Scientists from the Smithsonian Migratory Bird Center and Ohio Wesleyan University collaborated on a study to compare the feather-eating bacteria, Bacillus licheniformis, on the 2 types of swamp sparrows. One set of samples came from freshwater cranberry bogs in the mountains of Maryland while the others came from the coastal marshes of Delaware.

Bar chart showing percent of birds with bacteria
Only 40% of inland birds had feather-degrading bacteria on their feathers while 82% of salt marsh birds did.

Feather-degrading bacteria do quite well in the hot and salty environment of a coastal marsh. It turns out that the pigment melanin, which causes black or gray colors, provides some protection against the ravages of these bacteria.

Bar chart showing how numerous bacteria are on birds
Bacteria were far more numerous on the salt marsh birds.

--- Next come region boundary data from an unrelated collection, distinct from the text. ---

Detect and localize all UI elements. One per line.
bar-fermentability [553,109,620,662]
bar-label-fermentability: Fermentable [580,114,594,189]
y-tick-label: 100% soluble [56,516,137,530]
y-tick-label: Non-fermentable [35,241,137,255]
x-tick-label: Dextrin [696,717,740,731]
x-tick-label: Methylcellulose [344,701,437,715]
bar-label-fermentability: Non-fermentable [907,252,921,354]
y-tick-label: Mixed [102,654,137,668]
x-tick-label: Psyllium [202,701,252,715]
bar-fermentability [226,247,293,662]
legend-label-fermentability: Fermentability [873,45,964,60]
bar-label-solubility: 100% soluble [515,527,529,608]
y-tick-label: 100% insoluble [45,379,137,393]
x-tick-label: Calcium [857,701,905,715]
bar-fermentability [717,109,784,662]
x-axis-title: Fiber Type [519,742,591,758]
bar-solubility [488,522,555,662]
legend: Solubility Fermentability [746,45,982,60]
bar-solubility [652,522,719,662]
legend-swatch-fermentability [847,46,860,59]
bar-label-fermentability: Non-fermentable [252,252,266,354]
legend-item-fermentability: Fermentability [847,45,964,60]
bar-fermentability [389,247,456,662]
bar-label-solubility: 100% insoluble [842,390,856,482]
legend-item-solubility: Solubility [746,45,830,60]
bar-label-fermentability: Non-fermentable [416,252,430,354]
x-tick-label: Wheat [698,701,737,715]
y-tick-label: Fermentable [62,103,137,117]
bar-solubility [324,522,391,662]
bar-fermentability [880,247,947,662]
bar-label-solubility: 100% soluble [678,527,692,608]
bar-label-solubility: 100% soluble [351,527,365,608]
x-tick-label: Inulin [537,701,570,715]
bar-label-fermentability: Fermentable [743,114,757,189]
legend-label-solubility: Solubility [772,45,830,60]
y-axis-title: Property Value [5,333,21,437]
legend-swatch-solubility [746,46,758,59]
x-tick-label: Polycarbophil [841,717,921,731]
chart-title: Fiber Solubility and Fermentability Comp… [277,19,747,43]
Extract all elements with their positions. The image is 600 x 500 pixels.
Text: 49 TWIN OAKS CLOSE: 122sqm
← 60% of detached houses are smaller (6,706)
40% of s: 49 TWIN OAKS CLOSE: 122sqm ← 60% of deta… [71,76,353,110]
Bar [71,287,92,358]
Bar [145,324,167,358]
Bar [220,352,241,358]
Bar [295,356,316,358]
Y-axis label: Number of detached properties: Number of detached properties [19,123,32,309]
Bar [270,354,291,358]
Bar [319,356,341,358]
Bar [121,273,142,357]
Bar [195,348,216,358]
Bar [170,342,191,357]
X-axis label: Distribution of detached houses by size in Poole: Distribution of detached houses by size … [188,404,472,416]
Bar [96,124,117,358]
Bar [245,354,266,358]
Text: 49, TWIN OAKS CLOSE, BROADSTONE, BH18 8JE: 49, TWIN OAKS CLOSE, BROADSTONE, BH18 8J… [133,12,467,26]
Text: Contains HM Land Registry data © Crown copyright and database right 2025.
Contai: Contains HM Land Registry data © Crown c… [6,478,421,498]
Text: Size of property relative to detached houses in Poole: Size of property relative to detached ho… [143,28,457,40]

It may be that coastal plain swamp sparrows have evolved a darker plumage as a protection from quill quelling microbes.

This article summarizes the information in this scientific paper:

Dark Color of the Coastal Plain Swamp Sparrow (Melospiza Georgiana nigrescens) may be an Evolutionary Response to Occurrence and Abundance of Salt-Tolerant Feather-Degrading Bacilli in its Plumage. 2009. Peele, Ashley M., Burtt, Edward H., Schroeder, Max R., and Greenberg, Russell S. 2009. The Auk, 126(3): 531-535.